Die erste Vase, benannt nach dem ursprünglichen Besitzer, George Greville Earl of Warwick (1746–1816), befindet sich heute in der Burrel Collection in Glasgow und wurde von Gavin Hamilton in der Hadriansvilla ans Tagelicht gebracht bzw. in der Werkstatt Piranesis, wahrscheinlich von seinem französischen Mitarbeiter Guillaume Antoine Grandjacquet restauriert.

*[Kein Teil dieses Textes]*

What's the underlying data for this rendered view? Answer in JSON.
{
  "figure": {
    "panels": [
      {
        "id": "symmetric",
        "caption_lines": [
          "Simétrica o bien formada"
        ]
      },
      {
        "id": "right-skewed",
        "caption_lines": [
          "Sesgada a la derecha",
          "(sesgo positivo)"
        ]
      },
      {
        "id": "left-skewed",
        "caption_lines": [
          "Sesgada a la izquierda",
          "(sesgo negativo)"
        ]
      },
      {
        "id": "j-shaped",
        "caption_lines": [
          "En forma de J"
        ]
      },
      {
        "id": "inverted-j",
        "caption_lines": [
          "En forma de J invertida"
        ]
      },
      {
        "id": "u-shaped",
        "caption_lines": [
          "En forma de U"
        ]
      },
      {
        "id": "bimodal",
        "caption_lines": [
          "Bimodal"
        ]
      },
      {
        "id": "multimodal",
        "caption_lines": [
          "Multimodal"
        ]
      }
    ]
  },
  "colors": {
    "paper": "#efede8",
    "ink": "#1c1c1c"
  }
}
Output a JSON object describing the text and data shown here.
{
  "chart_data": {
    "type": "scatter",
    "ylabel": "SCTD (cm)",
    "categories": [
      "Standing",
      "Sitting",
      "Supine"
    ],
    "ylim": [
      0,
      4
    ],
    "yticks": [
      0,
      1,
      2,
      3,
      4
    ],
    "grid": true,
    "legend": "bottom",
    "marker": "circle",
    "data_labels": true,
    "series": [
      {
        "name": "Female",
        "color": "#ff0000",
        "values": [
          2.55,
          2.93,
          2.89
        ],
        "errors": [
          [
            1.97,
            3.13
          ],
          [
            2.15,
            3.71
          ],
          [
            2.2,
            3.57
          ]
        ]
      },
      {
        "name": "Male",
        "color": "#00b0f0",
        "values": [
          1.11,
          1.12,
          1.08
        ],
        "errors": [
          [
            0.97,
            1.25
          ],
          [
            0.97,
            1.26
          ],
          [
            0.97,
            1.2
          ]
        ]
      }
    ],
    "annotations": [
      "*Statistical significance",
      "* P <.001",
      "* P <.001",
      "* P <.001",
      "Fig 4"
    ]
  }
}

Piranesi stellte sie sogar in drei Stichen dar und versah sie mit ausführlichen Erklärungen. Ein Auszug kann eine Vorstellung von den dort enthaltenen Informationen geben:A Sua Eccellenza il Sig. Cav. Hamilton Ministro Plenipotenziario della Mta di Giorgio III Re di Gran Bretagna preßo alla Mta di Ferdinando IV. Re delle due Sicilie, amatore delle Belle Arti […] un antico Vaso di marmo di gran mole, ritrovato l’anno 1770 nell’escavare, e diseccare il Lago detto Pantanello, Luogo anticamente situato nel recinto di Villa Adriana presso Tivoli due miglia. Sì l’invenzione di esso, che le sue ben’intese Sculture dimostrano la perfezione delle arti del secolo di Adriano. L’Iscrizione, che si legge nel suo moderno Piedestallo parimente di marmo indica il Personaggio, che si è preso la cura di fare restaurare questo antico Monumento.

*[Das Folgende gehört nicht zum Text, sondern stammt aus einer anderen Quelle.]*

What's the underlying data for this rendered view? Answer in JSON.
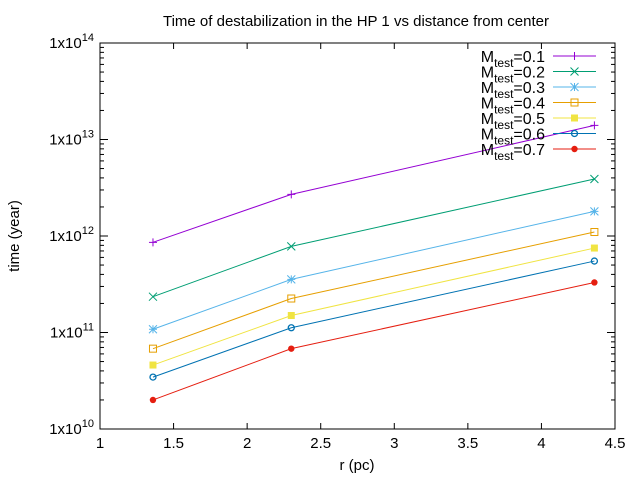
{
  "chart_data": {
    "type": "line",
    "title": "Time of destabilization in the HP 1 vs distance from center",
    "xlabel": "r (pc)",
    "ylabel": "time (year)",
    "xlim": [
      1,
      4.5
    ],
    "ylim": [
      10000000000.0,
      100000000000000.0
    ],
    "yscale": "log",
    "grid": false,
    "legend_position": "top-right",
    "x_ticks": [
      "1",
      "1.5",
      "2",
      "2.5",
      "3",
      "3.5",
      "4",
      "4.5"
    ],
    "x_tick_values": [
      1,
      1.5,
      2,
      2.5,
      3,
      3.5,
      4,
      4.5
    ],
    "y_ticks": [
      {
        "value": 10000000000.0,
        "base": "1x10",
        "exp": "10"
      },
      {
        "value": 100000000000.0,
        "base": "1x10",
        "exp": "11"
      },
      {
        "value": 1000000000000.0,
        "base": "1x10",
        "exp": "12"
      },
      {
        "value": 10000000000000.0,
        "base": "1x10",
        "exp": "13"
      },
      {
        "value": 100000000000000.0,
        "base": "1x10",
        "exp": "14"
      }
    ],
    "x": [
      1.36,
      2.3,
      4.36
    ],
    "series": [
      {
        "name": "M",
        "sub": "test",
        "suffix": "=0.1",
        "color": "#9400d3",
        "marker": "plus",
        "values": [
          860000000000.0,
          2700000000000.0,
          14000000000000.0
        ]
      },
      {
        "name": "M",
        "sub": "test",
        "suffix": "=0.2",
        "color": "#009e73",
        "marker": "cross",
        "values": [
          235000000000.0,
          780000000000.0,
          3900000000000.0
        ]
      },
      {
        "name": "M",
        "sub": "test",
        "suffix": "=0.3",
        "color": "#56b4e9",
        "marker": "star",
        "values": [
          108000000000.0,
          355000000000.0,
          1800000000000.0
        ]
      },
      {
        "name": "M",
        "sub": "test",
        "suffix": "=0.4",
        "color": "#e69f00",
        "marker": "square-open",
        "values": [
          68000000000.0,
          225000000000.0,
          1100000000000.0
        ]
      },
      {
        "name": "M",
        "sub": "test",
        "suffix": "=0.5",
        "color": "#f0e442",
        "marker": "square-filled",
        "values": [
          46000000000.0,
          150000000000.0,
          750000000000.0
        ]
      },
      {
        "name": "M",
        "sub": "test",
        "suffix": "=0.6",
        "color": "#0072b2",
        "marker": "circle-open",
        "values": [
          34500000000.0,
          112000000000.0,
          550000000000.0
        ]
      },
      {
        "name": "M",
        "sub": "test",
        "suffix": "=0.7",
        "color": "#e51e10",
        "marker": "circle-filled",
        "values": [
          20000000000.0,
          68000000000.0,
          330000000000.0
        ]
      }
    ]
  }
}
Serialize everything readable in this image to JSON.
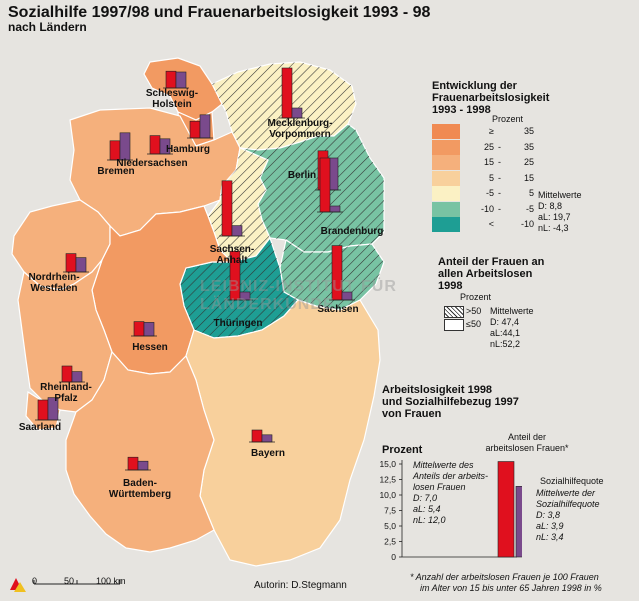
{
  "title": "Sozialhilfe 1997/98 und Frauenarbeitslosigkeit 1993 - 98",
  "subtitle": "nach Ländern",
  "legend1": {
    "title_lines": [
      "Entwicklung der",
      "Frauenarbeitslosigkeit",
      "1993 - 1998"
    ],
    "unit": "Prozent",
    "classes": [
      {
        "a": "≥",
        "b": "35",
        "color": "#f08a52"
      },
      {
        "a": "25",
        "b": "35",
        "color": "#f29a62"
      },
      {
        "a": "15",
        "b": "25",
        "color": "#f5b07c"
      },
      {
        "a": "5",
        "b": "15",
        "color": "#f8d09c"
      },
      {
        "a": "-5",
        "b": "5",
        "color": "#fbf1c4"
      },
      {
        "a": "-10",
        "b": "-5",
        "color": "#78c3a3"
      },
      {
        "a": "<",
        "b": "-10",
        "color": "#1e9e94"
      }
    ],
    "dash": "-",
    "means_title": "Mittelwerte",
    "means": [
      "D:    8,8",
      "aL:  19,7",
      "nL:  -4,3"
    ]
  },
  "legend2": {
    "title_lines": [
      "Anteil der Frauen an",
      "allen Arbeitslosen",
      "1998"
    ],
    "unit": "Prozent",
    "items": [
      ">50",
      "≤50"
    ],
    "means_title": "Mittelwerte",
    "means": [
      "D: 47,4",
      "aL:44,1",
      "nL:52,2"
    ]
  },
  "chart_title_lines": [
    "Arbeitslosigkeit 1998",
    "und Sozialhilfebezug 1997",
    "von Frauen"
  ],
  "chart_data": {
    "type": "bar",
    "categories": [
      "Anteil der arbeitslosen Frauen*",
      "Sozialhilfequote"
    ],
    "values": [
      15.4,
      11.4
    ],
    "ylabel": "Prozent",
    "ylim": [
      0,
      15
    ],
    "yticks": [
      "0",
      "2,5",
      "5,0",
      "7,5",
      "10,0",
      "12,5",
      "15,0"
    ],
    "colors": [
      "#e0101e",
      "#7a4a8c"
    ],
    "label_a_lines": [
      "Anteil der",
      "arbeitslosen Frauen*"
    ],
    "label_b": "Sozialhilfequote",
    "means_a": [
      "Mittelwerte des",
      "Anteils der arbeits-",
      "losen Frauen",
      "D:     7,0",
      "aL:    5,4",
      "nL:  12,0"
    ],
    "means_b": [
      "Mittelwerte der",
      "Sozialhilfequote",
      "D:     3,8",
      "aL:    3,9",
      "nL:    3,4"
    ]
  },
  "footnote_lines": [
    "*  Anzahl der arbeitslosen Frauen je 100 Frauen",
    "im Alter von 15 bis unter 65 Jahren 1998 in %"
  ],
  "scale": {
    "labels": [
      "0",
      "50",
      "100 km"
    ]
  },
  "author": "Autorin:   D.Stegmann",
  "watermark": "LEIBNIZ-INSTITUT FÜR LÄNDERKUNDE",
  "regions": [
    {
      "name": "Schleswig-\nHolstein",
      "fill": "#f29a62",
      "hatch": false,
      "bars": [
        4.2,
        4.0
      ]
    },
    {
      "name": "Mecklenburg-\nVorpommern",
      "fill": "#fbf1c4",
      "hatch": true,
      "bars": [
        12.5,
        2.5
      ]
    },
    {
      "name": "Hamburg",
      "fill": "#f29a62",
      "hatch": false,
      "bars": [
        4.2,
        5.8
      ]
    },
    {
      "name": "Bremen",
      "fill": "#f29a62",
      "hatch": false,
      "bars": [
        4.8,
        6.8
      ]
    },
    {
      "name": "Niedersachsen",
      "fill": "#f5b07c",
      "hatch": false,
      "bars": [
        4.6,
        3.8
      ]
    },
    {
      "name": "Berlin",
      "fill": "#78c3a3",
      "hatch": false,
      "bars": [
        9.8,
        8.0
      ]
    },
    {
      "name": "Brandenburg",
      "fill": "#78c3a3",
      "hatch": true,
      "bars": [
        13.5,
        1.5
      ]
    },
    {
      "name": "Sachsen-\nAnhalt",
      "fill": "#fbf1c4",
      "hatch": true,
      "bars": [
        13.8,
        2.6
      ]
    },
    {
      "name": "Nordrhein-\nWestfalen",
      "fill": "#f5b07c",
      "hatch": false,
      "bars": [
        4.6,
        3.6
      ]
    },
    {
      "name": "Sachsen",
      "fill": "#78c3a3",
      "hatch": true,
      "bars": [
        13.6,
        2.0
      ]
    },
    {
      "name": "Thüringen",
      "fill": "#1e9e94",
      "hatch": true,
      "bars": [
        12.2,
        2.0
      ]
    },
    {
      "name": "Hessen",
      "fill": "#f29a62",
      "hatch": false,
      "bars": [
        3.6,
        3.4
      ]
    },
    {
      "name": "Rheinland-\nPfalz",
      "fill": "#f5b07c",
      "hatch": false,
      "bars": [
        4.0,
        2.6
      ]
    },
    {
      "name": "Saarland",
      "fill": "#f5b07c",
      "hatch": false,
      "bars": [
        5.0,
        5.6
      ]
    },
    {
      "name": "Bayern",
      "fill": "#f8d09c",
      "hatch": false,
      "bars": [
        3.0,
        1.8
      ]
    },
    {
      "name": "Baden-\nWürttemberg",
      "fill": "#f5b07c",
      "hatch": false,
      "bars": [
        3.2,
        2.2
      ]
    }
  ]
}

Sehr suggestiv ist auch das sogenannte Tretham Laver des British Museums (Abb. 5), eine aus verschiedenen Fragmenten zusammengefügte Schale aus der Hadriansvilla, bekannt für ihre Greifen-Beine.
Erneut preist Piranesi in höchsten Tönen den außerordentlichen Wert und die Kunstfertigkeit des antiken Werks: Altare antico di marmo ritrovato fra le macerie della Villa Adriana nel sito detto Pantanello. La sua gran Conca è ovata e sostenuta da due Ippogrifi elegantemente lavorati, e corrispondenti al Secolo felice delle arti al tempo d’Adriano.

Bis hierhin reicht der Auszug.